Vereinigungsfreiheit und Kollektivverhandlungen

Gewerkschaften setzen sich dafür ein, die Löhne und Arbeitsbedingungen von Arbeiter*innen zu verbessern. Für Arbeiter*innen sind Gewerkschaften daher ein effektives Mittel, um ihre Rechte geltend zu machen.

Das Recht auf Vereinigung ermöglicht allen Arbeiter*innen den Beitritt zu und die aktive Mitarbeit in einer Gewerkschaft. Das Recht auf Kollektivverhandlungen bedeutet hingegen, dass sich jede*r Arbeiter*in bei Lohnverhandlungen von einer Gewerkschaft vertreten lassen kann.

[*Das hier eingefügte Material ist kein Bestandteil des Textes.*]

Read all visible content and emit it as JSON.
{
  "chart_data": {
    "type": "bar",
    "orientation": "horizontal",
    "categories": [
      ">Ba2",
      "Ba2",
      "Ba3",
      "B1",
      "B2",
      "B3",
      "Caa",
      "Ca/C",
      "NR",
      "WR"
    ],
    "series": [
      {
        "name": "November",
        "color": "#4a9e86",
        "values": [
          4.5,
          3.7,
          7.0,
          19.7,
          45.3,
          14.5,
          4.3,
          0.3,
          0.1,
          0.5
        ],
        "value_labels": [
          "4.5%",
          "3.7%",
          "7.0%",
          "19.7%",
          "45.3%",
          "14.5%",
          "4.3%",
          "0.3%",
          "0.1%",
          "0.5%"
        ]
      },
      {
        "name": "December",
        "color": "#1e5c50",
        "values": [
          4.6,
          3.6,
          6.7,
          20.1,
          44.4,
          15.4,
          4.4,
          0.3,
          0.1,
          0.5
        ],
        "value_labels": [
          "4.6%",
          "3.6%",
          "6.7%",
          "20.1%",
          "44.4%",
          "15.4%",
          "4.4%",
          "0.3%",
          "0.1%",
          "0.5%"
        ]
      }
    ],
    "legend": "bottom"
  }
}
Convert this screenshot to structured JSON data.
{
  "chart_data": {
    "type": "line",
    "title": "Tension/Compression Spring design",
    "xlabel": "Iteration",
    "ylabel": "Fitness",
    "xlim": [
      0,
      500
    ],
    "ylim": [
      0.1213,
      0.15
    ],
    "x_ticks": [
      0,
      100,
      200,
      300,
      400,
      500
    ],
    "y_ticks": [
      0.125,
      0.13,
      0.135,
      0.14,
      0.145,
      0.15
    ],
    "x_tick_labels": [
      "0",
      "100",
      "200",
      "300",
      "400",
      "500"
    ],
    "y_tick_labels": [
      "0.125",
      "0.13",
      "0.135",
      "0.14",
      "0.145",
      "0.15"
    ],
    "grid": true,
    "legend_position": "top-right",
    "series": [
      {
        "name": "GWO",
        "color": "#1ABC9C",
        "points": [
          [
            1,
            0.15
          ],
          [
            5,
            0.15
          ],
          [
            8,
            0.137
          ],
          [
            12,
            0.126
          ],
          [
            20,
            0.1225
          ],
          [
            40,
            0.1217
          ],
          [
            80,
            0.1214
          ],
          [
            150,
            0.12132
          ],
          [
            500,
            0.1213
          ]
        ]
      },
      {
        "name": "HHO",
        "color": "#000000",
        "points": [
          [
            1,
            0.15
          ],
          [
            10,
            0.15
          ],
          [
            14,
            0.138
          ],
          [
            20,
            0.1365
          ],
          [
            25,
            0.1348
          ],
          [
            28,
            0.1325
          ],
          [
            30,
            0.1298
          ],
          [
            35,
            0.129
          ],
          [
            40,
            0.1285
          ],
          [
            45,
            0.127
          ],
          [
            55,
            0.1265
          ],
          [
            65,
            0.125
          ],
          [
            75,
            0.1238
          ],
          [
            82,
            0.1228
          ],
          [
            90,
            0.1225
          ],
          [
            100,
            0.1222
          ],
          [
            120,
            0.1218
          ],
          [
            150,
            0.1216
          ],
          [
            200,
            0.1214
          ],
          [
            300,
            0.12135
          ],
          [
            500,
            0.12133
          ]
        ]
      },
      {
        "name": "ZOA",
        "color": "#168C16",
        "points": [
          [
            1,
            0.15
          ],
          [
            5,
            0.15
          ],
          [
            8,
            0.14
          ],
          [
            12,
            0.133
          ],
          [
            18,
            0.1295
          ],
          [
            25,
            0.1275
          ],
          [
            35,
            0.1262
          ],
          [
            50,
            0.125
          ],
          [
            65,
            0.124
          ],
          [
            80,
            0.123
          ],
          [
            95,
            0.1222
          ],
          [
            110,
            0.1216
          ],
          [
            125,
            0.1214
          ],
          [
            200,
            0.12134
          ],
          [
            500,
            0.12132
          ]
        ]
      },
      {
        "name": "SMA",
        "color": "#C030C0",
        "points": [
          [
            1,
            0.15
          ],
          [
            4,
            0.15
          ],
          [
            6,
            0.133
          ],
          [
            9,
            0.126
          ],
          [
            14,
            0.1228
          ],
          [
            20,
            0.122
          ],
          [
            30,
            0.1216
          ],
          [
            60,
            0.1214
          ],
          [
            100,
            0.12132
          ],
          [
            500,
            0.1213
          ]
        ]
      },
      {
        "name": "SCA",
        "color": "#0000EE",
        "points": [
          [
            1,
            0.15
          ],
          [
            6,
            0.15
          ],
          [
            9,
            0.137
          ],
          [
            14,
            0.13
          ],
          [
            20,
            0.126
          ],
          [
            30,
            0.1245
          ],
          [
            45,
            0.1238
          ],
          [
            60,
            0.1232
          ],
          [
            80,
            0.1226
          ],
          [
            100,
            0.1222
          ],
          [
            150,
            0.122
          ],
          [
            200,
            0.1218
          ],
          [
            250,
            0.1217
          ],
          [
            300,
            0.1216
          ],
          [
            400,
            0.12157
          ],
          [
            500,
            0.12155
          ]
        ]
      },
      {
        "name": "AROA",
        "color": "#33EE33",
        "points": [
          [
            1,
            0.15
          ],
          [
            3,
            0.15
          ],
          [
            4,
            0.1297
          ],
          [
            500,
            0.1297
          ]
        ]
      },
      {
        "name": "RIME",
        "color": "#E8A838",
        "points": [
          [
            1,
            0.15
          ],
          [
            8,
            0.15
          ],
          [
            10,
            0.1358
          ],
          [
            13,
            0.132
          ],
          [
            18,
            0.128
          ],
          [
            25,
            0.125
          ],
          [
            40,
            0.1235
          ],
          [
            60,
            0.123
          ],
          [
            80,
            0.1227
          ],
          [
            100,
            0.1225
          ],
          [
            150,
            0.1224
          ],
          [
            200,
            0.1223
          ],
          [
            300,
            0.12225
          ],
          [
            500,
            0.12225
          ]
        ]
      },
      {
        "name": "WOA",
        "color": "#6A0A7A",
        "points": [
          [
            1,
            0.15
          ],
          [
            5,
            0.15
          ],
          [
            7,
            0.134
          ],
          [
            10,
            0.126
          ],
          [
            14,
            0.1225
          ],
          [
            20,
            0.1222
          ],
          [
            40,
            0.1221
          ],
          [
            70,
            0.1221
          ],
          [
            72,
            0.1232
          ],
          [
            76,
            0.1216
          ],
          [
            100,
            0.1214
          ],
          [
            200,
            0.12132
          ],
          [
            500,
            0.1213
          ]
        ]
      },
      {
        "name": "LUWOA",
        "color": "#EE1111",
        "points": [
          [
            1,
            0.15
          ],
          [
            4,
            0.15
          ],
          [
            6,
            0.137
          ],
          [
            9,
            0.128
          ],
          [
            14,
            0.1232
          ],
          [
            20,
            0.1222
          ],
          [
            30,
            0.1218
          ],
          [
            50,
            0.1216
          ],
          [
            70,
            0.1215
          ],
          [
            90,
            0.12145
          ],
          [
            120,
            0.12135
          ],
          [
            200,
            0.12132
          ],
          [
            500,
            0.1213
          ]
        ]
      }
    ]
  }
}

In vielen Produktionsländern der Textilindustrie wird Gewerkschaftsarbeit häufig behindert, ihre Vertreter*innen werden nicht selten bedroht oder gar ihrer Freiheit beraubt. Somit sind die Rechte auf Vereinigungsfreiheit und Kollektivverhandlungen in diesen Ländern häufig eingeschränkt.

Zur Lösung dieses strukturellen Problems bedarf es gemeinsamer Anstrengungen. Aus diesem Grund kooperiert das Bündnis für nachhaltige Textilien unter anderem mit der Initiative Action, Collaboration, Transformation (ACT), die sich gemeinsam mit der globalen Dachgewerkschaft IndustriALL für Tarifverhandlungen in Produktionsländern einsetzt.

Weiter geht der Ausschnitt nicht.